Autre grand chantier auquel s’attaque Eric Lombard : le rapprochement en 2018 entre CNP Assurances et la Banque Postale. Nom de code : opération Mandarine. "Il a été un acteur clé. C’était un sujet qui était pourtant très discuté à l’intérieur même de la Caisse des dépôts. Comme il connaît le monde de l’assurance, il avait tout de suite compris que le modèle de la CNP était vulnérable sans réseau de distribution propre", commente-t-on du côté de La Poste. "L’opération Mandarine était un nœud gordien. Nous partions d’un sujet byzantin de co-contrôle de la CNP. Nous avons renversé la table. Eric Lombard a eu une approche très directe et révolutionnaire", complète Olivier Sichel. L’opérateur des services postaux était alors en grande difficulté, sa branche de distribution étant largement déficitaire, il fallait diversifier ses activités afin de compenser les pertes massives.
Difficile à infléchir
Comme à chaque nouveau mouvement, le directeur général de la Caisse des dépôts impose un cap. Et quand une décision stratégique est prise, il s’avère souvent impossible de lui faire changer d’avis. "Quand il est parti sur une option, il est très difficile de faire infléchir. Il cherche toujours à trouver une justification sociale, même si c’est antisocial", affirme Jean-Philippe Gasparotto, secrétaire général CGT à la Caisse. Comme lorsque Eric Lombard acte en 2023 la vente du chalet de Courchevel - détenue par l’établissement public et mis à disposition de ses salariés - pour 64 millions d’euros à un fonds d’investissement. "Son premier argument était : ce n’était pas bon pour les agents de la Caisse. La vie est trop chère dans cette station", relate le syndicaliste qui souligne une forme de contradiction chez son ancien patron. "Il plaide publiquement pour rétablir un meilleur équilibre dans la répartition des revenus du capital, mais il fait à peu près l’inverse à la Caisse des dépôts. Il doit respecter aussi les valeurs du marché. In fine, c’est le deuxième item qui l’emporte."

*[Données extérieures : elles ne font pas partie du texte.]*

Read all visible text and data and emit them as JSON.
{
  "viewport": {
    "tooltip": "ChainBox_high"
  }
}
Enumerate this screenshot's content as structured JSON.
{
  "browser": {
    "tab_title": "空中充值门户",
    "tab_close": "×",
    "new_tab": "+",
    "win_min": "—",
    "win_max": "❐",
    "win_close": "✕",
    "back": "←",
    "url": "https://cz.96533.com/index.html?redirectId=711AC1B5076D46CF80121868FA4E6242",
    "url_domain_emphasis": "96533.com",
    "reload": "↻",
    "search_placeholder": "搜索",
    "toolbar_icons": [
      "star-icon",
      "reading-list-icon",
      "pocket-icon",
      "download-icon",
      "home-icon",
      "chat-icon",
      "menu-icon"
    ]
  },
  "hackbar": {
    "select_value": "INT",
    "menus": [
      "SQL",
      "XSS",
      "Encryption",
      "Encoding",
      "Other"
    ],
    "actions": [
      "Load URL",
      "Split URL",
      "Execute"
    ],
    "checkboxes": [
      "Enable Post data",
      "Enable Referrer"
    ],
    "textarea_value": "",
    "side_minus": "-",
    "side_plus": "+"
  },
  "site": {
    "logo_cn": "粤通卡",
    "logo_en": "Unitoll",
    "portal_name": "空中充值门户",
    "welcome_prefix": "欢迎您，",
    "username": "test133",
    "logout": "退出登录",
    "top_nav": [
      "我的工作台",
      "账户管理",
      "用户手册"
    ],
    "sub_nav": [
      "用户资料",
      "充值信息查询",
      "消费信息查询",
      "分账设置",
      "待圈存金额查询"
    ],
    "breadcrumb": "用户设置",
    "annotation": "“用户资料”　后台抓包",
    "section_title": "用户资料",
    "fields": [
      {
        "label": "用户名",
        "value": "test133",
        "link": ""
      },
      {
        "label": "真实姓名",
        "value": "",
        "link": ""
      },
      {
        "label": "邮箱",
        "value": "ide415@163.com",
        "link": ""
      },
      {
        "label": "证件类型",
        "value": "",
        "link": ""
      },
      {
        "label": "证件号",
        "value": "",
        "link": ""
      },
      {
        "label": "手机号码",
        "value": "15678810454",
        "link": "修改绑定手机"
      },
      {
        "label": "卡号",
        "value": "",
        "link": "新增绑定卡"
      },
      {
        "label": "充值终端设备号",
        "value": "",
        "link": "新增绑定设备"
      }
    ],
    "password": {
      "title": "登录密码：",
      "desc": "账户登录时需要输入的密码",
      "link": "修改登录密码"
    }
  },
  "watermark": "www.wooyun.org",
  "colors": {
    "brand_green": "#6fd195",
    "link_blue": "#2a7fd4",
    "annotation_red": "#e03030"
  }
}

Lors de son discours d’investiture, le nouveau locataire de Bercy a déclaré que "trop de nos concitoyens ont des revenus insuffisants pour vivre dignement et il nous faut ici travailler à une meilleure répartition des revenus, augmenter dans les mêmes mouvements, la quantité de travail et aussi la justice sociale". Des principes qu’il n’a pas toujours appliqués. Comme en 2019. Eric Lombard fait alors le choix de ne pas renouveler les contrats à durée déterminée des jeunes collaborateurs du groupe public. "Il y a eu un dépassement budgétaire en partie dû aux autorités de tutelle. Il a donné un grand coup de volant. Les premiers à morfler ont été les jeunes. Cela nous a beaucoup choqués collectivement", se souvient Patrick Borel, secrétaire du Comité mixte d’information et de concertation et délégué syndical CFDT.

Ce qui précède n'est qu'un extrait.